Sarrazins gestoppter Ausschluss wirft ein schlechtes Bild auf die SPD-Spitze, kommentieren die Zeitungen.
(Foto: dpa)
Auch die Leipziger Volkszeitung schiebt die Verantwortung dem SPD-Vorsitzenden zu. "Nachdem zunächst die sozialdemokratischen Sarrazin-Fans Sturm gegen die Parteispitze gelaufen waren, weil sie die Meinungsfreiheit und Bürgernähe in der SPD gefährdet sahen, rebellieren nun die Parteilinken, die sich für Sarrazin hingebungsvoll fremd schämen. Doch der Attackierte kommt als politischer Bumerang zurück. Nun droht der schwächelnden Traditionspartei eine neue Austrittsswelle. In dieser Situation taucht der wankelmütige SPD-Chef ab und leistet seiner hilflos rumrudernden Generalsekretärin Andrea Nahles nur hühnerbrüstigen Fern-Beistand. Führung sieht anders aus...Genau hier liegt das Problem der Sozialdemokratie: Keiner weiß, wo und wofür sie steht. Oft ist sie dagegen und dafür zugleich, dümpelt orientierungslos dahin."
Ähnlich kommentiert der Kölner Stadt-Anzeiger den Rückzug des Ausschlusses. "Erst hat SPD-Chef Sigmar Gabriel die Beliebtheit des Provokateurs im Volk unterschätzt, nun scheint ihn die Wut in den eigenen Reihen über denselben zu überraschen. Instinktsichere Politik sieht anders aus, Grundsatztreue erst recht. Der klügste Kommentar zum Thema stammt von Sergey Lagodinsky: 'Ich kann es in einer Partei mit einem Sarrazin aushalten, aber ich kann es nicht in einer Partei aushalten, die sich aus Angst vor dem Stammtisch einem Sarrazin nicht stellen will.' Mit welchen Argumenten will Sigmar Gabriel den Gründer des 'Arbeitskreises jüdischer Sozialdemokraten' überzeugen, seinen SPD-Austritt zu revidieren?"
Die Aachener Zeitung stört sich vor allem an der Erklärung von Nahles. "Die forsche Generalsekretärin, die Hauptanklägerin im Verfahren gegen Sarrazin, glaubt an den Osterhasen. Sarrazin habe seine sozialdarwinistischen Äußerungen relativiert, Missverständnisse klargestellt und sich von diskriminierenden Äußerungen distanziert. So hörte sich die Harmoniesoße an. Nein: Das hat er nicht getan! Die SPD hat klein beigegeben, ein SPD-Leerstück."

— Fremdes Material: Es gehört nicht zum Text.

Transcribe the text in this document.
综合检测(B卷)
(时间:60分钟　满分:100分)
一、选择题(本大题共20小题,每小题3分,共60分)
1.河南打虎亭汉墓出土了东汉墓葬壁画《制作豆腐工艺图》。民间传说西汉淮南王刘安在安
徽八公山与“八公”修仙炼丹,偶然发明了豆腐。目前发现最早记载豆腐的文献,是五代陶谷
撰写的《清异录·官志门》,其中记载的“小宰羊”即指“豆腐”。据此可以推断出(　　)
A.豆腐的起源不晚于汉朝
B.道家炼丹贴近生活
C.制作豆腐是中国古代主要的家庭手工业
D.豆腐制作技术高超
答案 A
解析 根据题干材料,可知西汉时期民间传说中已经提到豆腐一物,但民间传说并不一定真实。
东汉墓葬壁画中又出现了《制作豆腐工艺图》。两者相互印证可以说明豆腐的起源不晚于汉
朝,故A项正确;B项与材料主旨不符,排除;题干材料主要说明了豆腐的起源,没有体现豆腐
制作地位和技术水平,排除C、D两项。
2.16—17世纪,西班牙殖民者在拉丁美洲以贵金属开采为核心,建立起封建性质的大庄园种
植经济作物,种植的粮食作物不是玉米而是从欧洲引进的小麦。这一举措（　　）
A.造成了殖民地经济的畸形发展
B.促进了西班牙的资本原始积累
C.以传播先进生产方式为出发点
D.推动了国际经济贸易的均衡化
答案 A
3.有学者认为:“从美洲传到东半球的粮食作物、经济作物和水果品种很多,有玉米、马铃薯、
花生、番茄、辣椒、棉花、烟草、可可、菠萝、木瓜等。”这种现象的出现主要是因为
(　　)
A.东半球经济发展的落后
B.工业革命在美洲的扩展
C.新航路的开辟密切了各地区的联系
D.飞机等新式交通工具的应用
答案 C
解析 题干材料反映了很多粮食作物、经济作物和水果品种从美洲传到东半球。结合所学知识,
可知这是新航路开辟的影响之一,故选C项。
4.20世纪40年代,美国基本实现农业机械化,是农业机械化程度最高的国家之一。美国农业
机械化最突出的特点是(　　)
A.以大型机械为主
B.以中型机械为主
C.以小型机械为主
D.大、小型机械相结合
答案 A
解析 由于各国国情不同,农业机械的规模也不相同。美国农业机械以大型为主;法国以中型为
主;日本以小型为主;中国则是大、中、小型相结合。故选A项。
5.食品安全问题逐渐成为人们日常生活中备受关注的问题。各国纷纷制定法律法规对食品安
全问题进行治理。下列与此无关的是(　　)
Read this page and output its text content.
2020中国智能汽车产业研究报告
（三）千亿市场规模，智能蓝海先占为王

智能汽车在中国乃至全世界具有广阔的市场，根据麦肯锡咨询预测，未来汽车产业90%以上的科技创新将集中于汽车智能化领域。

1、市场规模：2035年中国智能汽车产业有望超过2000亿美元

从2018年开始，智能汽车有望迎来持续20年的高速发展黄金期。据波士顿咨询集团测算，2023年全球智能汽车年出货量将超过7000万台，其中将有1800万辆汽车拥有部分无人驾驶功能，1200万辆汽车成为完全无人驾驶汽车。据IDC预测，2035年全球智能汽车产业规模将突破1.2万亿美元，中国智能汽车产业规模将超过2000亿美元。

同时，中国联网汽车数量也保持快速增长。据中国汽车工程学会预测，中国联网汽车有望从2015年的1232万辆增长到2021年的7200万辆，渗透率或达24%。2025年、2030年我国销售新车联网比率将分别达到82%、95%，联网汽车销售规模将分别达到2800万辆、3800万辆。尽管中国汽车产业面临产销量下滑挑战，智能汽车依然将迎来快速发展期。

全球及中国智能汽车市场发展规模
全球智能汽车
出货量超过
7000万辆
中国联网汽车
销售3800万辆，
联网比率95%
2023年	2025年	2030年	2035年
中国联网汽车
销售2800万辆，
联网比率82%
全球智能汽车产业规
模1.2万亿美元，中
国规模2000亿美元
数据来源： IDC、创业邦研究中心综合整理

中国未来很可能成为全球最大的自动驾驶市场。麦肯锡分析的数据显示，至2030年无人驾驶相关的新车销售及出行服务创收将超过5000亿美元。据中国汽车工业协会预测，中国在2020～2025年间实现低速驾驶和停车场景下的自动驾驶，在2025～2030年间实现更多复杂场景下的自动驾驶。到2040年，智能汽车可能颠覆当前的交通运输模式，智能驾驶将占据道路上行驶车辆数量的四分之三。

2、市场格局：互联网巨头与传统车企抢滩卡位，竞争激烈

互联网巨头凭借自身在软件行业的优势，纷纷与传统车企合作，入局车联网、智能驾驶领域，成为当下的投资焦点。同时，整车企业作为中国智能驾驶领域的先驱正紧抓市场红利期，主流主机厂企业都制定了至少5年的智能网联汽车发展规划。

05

"Gabriel und Nahles haben nachgeholt, was sie schon im Herbst hätten tun sollen", schreiben die Lübecker Nachrichten. "Sie haben das Für und Wider eines langen Ausschlussverfahrens abgewogen. Mit einem ernüchternden Ergebnis: Die Erfolgsaussichten dürften höchst vage sein, denn die Hürden liegen zu Recht hoch, Mitglieder mit unliebsamen Ansichten loszuwerden. Sarrazin wäre durch alle Instanzen gegangen - mitten im Berliner Abgeordnetenhaus-Wahlkampf und mit der Sympathie vieler SPD-Anhänger im Rücken, die seine Thesen nicht für anstößig, sondern für mutig halten. Diese Bühne wollte die SPD-Spitze dem die Partei spaltenden Ex-Senator nicht bauen. Also hat sie klein beigegeben. Das ist nachvollziehbar. Aber lachhaft ist es, das als einen Rückzieher Sarrazins zu verkaufen."
Die Pforzheimer Zeitung sieht nirgendwo Gewinner des Ausschlussverfahrens. "Gern wird das Fehlurteil gepflegt, Sarrazins Meinungsfreiheit sollte beschnitten werden. Darum geht es in der SPD nicht. Dort quält viele Genossen die Frage, wie weit darf sich jemand von den Grundwerten Humanität und Solidarität entfernen, um wohlfeil provozierend Honorare einzustreichen? Nachdem österlichen Einknicken sowohl von Sarrazin als auch der SPD, stehen beide als Verlierer da. Es bleibt ein veritabler Scherbenhaufen zurück. All jene, die darauf nun hämisch tanzen, mögen sich zurufen lassen: So schafft man die Demokratie ab."